McGovern compares Simon with noted earlier playwrights, including Ben Jonson, Molière, and George Bernard Shaw, pointing out that those playwrights had "successfully raised fundamental and sometimes tragic issues of universal and therefore enduring interest without eschewing the comic mode." She concludes, "It is my firm conviction that Neil Simon should be considered a member of this company ... an invitation long overdue." McGovern attempts to explain the response of many critics:

Above all, his plays which may appear simple to those who never look beyond the fact that they are amusing are, in fact, frequently more perceptive and revealing of the human condition than many plays labeled complex dramas.

Similarly, literary critic Robert Johnson explains that Simon's plays have given us a "rich variety of entertaining, memorable characters" who portray the human experience, often with serious themes. Although his characters are "more lifelike, more complicated and more interesting" than most of the characters audiences see on stage, Simon has "not received as much critical attention as he deserves." Lawrence Grobel, in fact, calls him "the Shakespeare of his time", and possibly the "most successful playwright in history." He states:

Simon towers like a Colossus over the American Theater. When Neil Simon's time comes to be judged among successful playwrights of the twentieth century, he will definitely be first among equals. No other playwright in history has had the run he has: fifteen "Best Plays" of their season.

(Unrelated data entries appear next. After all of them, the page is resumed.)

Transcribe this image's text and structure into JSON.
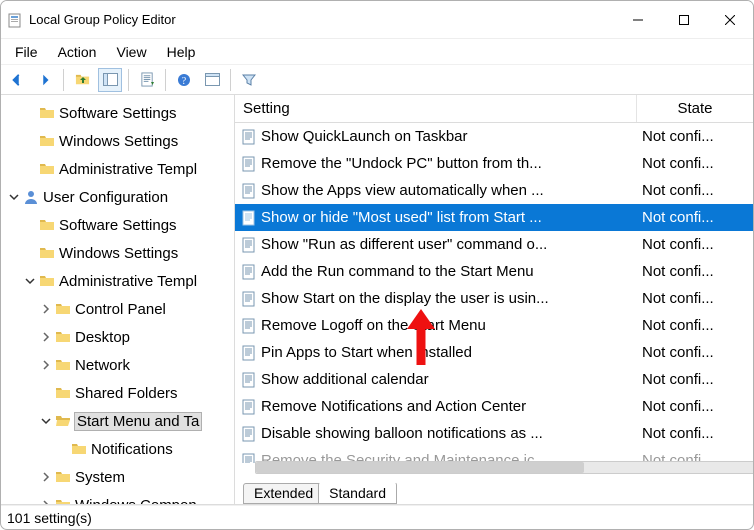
{
  "title": "Local Group Policy Editor",
  "menus": {
    "file": "File",
    "action": "Action",
    "view": "View",
    "help": "Help"
  },
  "toolbar_icons": [
    "back-icon",
    "forward-icon",
    "up-folder-icon",
    "show-hide-tree-icon",
    "export-list-icon",
    "help-icon",
    "properties-icon",
    "filter-icon"
  ],
  "tree": [
    {
      "level": 0,
      "expander": "",
      "icon": "folder",
      "label": "Software Settings"
    },
    {
      "level": 0,
      "expander": "",
      "icon": "folder",
      "label": "Windows Settings"
    },
    {
      "level": 0,
      "expander": "",
      "icon": "folder",
      "label": "Administrative Templ"
    },
    {
      "level": -1,
      "expander": "open",
      "icon": "user",
      "label": "User Configuration"
    },
    {
      "level": 0,
      "expander": "",
      "icon": "folder",
      "label": "Software Settings"
    },
    {
      "level": 0,
      "expander": "",
      "icon": "folder",
      "label": "Windows Settings"
    },
    {
      "level": 0,
      "expander": "open",
      "icon": "folder",
      "label": "Administrative Templ"
    },
    {
      "level": 1,
      "expander": "closed",
      "icon": "folder",
      "label": "Control Panel"
    },
    {
      "level": 1,
      "expander": "closed",
      "icon": "folder",
      "label": "Desktop"
    },
    {
      "level": 1,
      "expander": "closed",
      "icon": "folder",
      "label": "Network"
    },
    {
      "level": 1,
      "expander": "",
      "icon": "folder",
      "label": "Shared Folders"
    },
    {
      "level": 1,
      "expander": "open",
      "icon": "folder-open",
      "label": "Start Menu and Ta",
      "selected": true
    },
    {
      "level": 2,
      "expander": "",
      "icon": "folder",
      "label": "Notifications"
    },
    {
      "level": 1,
      "expander": "closed",
      "icon": "folder",
      "label": "System"
    },
    {
      "level": 1,
      "expander": "closed",
      "icon": "folder",
      "label": "Windows Compon"
    }
  ],
  "columns": {
    "setting": "Setting",
    "state": "State"
  },
  "state_value": "Not confi...",
  "settings": [
    {
      "label": "Show QuickLaunch on Taskbar"
    },
    {
      "label": "Remove the \"Undock PC\" button from th..."
    },
    {
      "label": "Show the Apps view automatically when ..."
    },
    {
      "label": "Show or hide \"Most used\" list from Start ...",
      "selected": true
    },
    {
      "label": "Show \"Run as different user\" command o..."
    },
    {
      "label": "Add the Run command to the Start Menu"
    },
    {
      "label": "Show Start on the display the user is usin..."
    },
    {
      "label": "Remove Logoff on the Start Menu"
    },
    {
      "label": "Pin Apps to Start when installed"
    },
    {
      "label": "Show additional calendar"
    },
    {
      "label": "Remove Notifications and Action Center"
    },
    {
      "label": "Disable showing balloon notifications as ..."
    },
    {
      "label": "Remove the Security and Maintenance ic",
      "faded": true
    }
  ],
  "tabs": {
    "extended": "Extended",
    "standard": "Standard"
  },
  "status": "101 setting(s)"
}
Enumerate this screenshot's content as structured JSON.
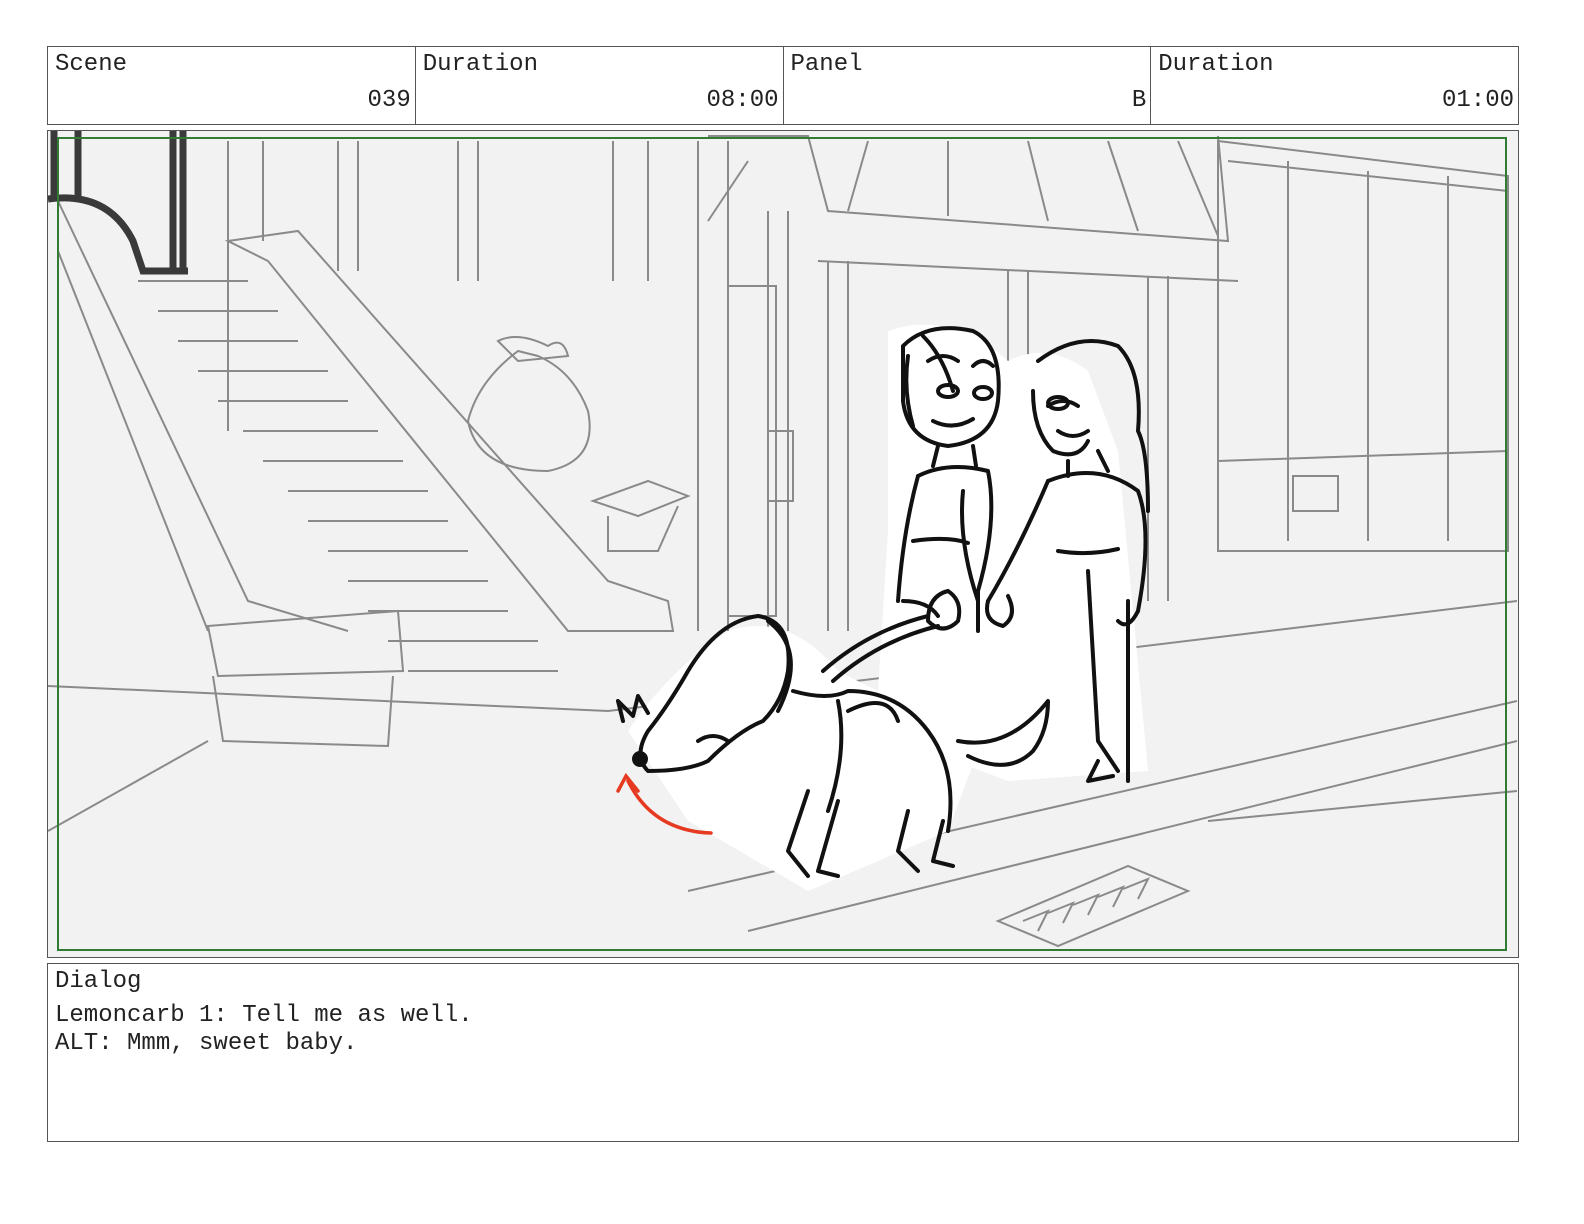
{
  "header": {
    "scene_label": "Scene",
    "scene_value": "039",
    "duration_label": "Duration",
    "duration_value": "08:00",
    "panel_label": "Panel",
    "panel_value": "B",
    "panel_duration_label": "Duration",
    "panel_duration_value": "01:00"
  },
  "dialog": {
    "label": "Dialog",
    "lines": [
      "Lemoncarb 1: Tell me as well.",
      "ALT: Mmm, sweet baby."
    ]
  },
  "colors": {
    "safe_frame": "#2e7d32",
    "motion_arrow": "#e53920",
    "border": "#555555"
  }
}
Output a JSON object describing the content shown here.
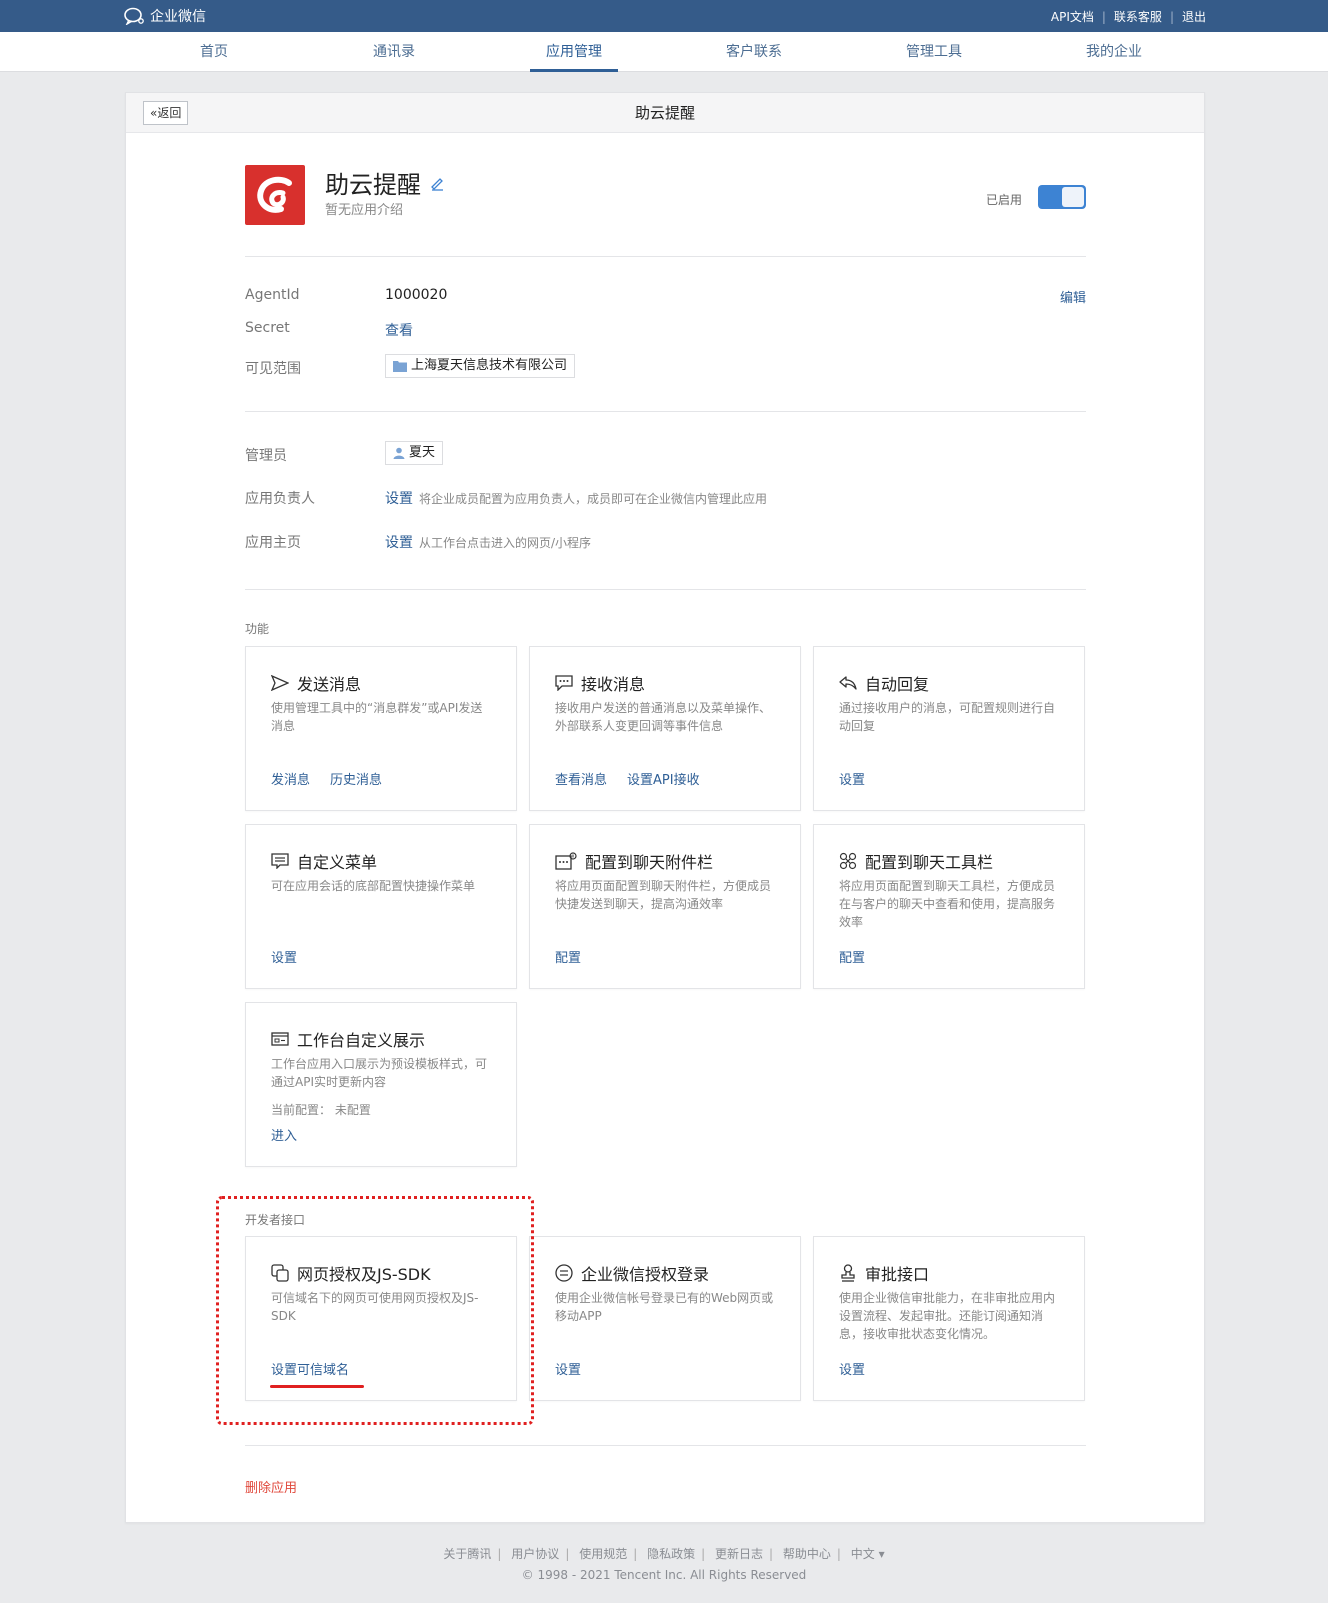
{
  "topbar": {
    "brand": "企业微信",
    "links": [
      "API文档",
      "联系客服",
      "退出"
    ]
  },
  "nav": {
    "items": [
      "首页",
      "通讯录",
      "应用管理",
      "客户联系",
      "管理工具",
      "我的企业"
    ],
    "active": "应用管理"
  },
  "header": {
    "back_label": "返回",
    "title": "助云提醒"
  },
  "app": {
    "name": "助云提醒",
    "description": "暂无应用介绍",
    "status_label": "已启用",
    "enabled": true,
    "icon_color": "#d8302d"
  },
  "info": {
    "agentid_label": "AgentId",
    "agentid_value": "1000020",
    "edit_label": "编辑",
    "secret_label": "Secret",
    "secret_action": "查看",
    "scope_label": "可见范围",
    "scope_value": "上海夏天信息技术有限公司"
  },
  "admin": {
    "admin_label": "管理员",
    "admin_value": "夏天",
    "owner_label": "应用负责人",
    "owner_action": "设置",
    "owner_hint": "将企业成员配置为应用负责人，成员即可在企业微信内管理此应用",
    "home_label": "应用主页",
    "home_action": "设置",
    "home_hint": "从工作台点击进入的网页/小程序"
  },
  "features": {
    "title": "功能",
    "cards": [
      {
        "title": "发送消息",
        "icon": "send-icon",
        "desc": "使用管理工具中的“消息群发”或API发送消息",
        "actions": [
          "发消息",
          "历史消息"
        ]
      },
      {
        "title": "接收消息",
        "icon": "chat-icon",
        "desc": "接收用户发送的普通消息以及菜单操作、外部联系人变更回调等事件信息",
        "actions": [
          "查看消息",
          "设置API接收"
        ]
      },
      {
        "title": "自动回复",
        "icon": "reply-icon",
        "desc": "通过接收用户的消息，可配置规则进行自动回复",
        "actions": [
          "设置"
        ]
      },
      {
        "title": "自定义菜单",
        "icon": "menu-icon",
        "desc": "可在应用会话的底部配置快捷操作菜单",
        "actions": [
          "设置"
        ]
      },
      {
        "title": "配置到聊天附件栏",
        "icon": "attachment-bar-icon",
        "desc": "将应用页面配置到聊天附件栏，方便成员快捷发送到聊天，提高沟通效率",
        "actions": [
          "配置"
        ]
      },
      {
        "title": "配置到聊天工具栏",
        "icon": "toolbar-icon",
        "desc": "将应用页面配置到聊天工具栏，方便成员在与客户的聊天中查看和使用，提高服务效率",
        "actions": [
          "配置"
        ]
      },
      {
        "title": "工作台自定义展示",
        "icon": "workbench-icon",
        "desc": "工作台应用入口展示为预设模板样式，可通过API实时更新内容",
        "extra": "当前配置：  未配置",
        "actions": [
          "进入"
        ]
      }
    ]
  },
  "developer": {
    "title": "开发者接口",
    "cards": [
      {
        "title": "网页授权及JS-SDK",
        "icon": "copy-pages-icon",
        "desc": "可信域名下的网页可使用网页授权及JS-SDK",
        "actions": [
          "设置可信域名"
        ]
      },
      {
        "title": "企业微信授权登录",
        "icon": "login-icon",
        "desc": "使用企业微信帐号登录已有的Web网页或移动APP",
        "actions": [
          "设置"
        ]
      },
      {
        "title": "审批接口",
        "icon": "stamp-icon",
        "desc": "使用企业微信审批能力，在非审批应用内设置流程、发起审批。还能订阅通知消息，接收审批状态变化情况。",
        "actions": [
          "设置"
        ]
      }
    ]
  },
  "delete_label": "删除应用",
  "footer": {
    "links": [
      "关于腾讯",
      "用户协议",
      "使用规范",
      "隐私政策",
      "更新日志",
      "帮助中心",
      "中文 ▾"
    ],
    "copyright": "© 1998 - 2021 Tencent Inc. All Rights Reserved"
  },
  "colors": {
    "topbar": "#355b89",
    "link": "#2f5f96",
    "danger": "#e0483b",
    "annotation": "#e02020"
  }
}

Broadway critic Walter Kerr tries to rationalize why Simon's work has been underrated:

Because Americans have always tended to underrate writers who make them laugh, Neil Simon's accomplishment have not gained as much serious critical praise as they deserve. His best comedies contain not only a host of funny lines, but numerous memorable characters and an incisively dramatized set of beliefs that are not without merit. Simon is, in fact, one of the finest writers of comedy in American literary history.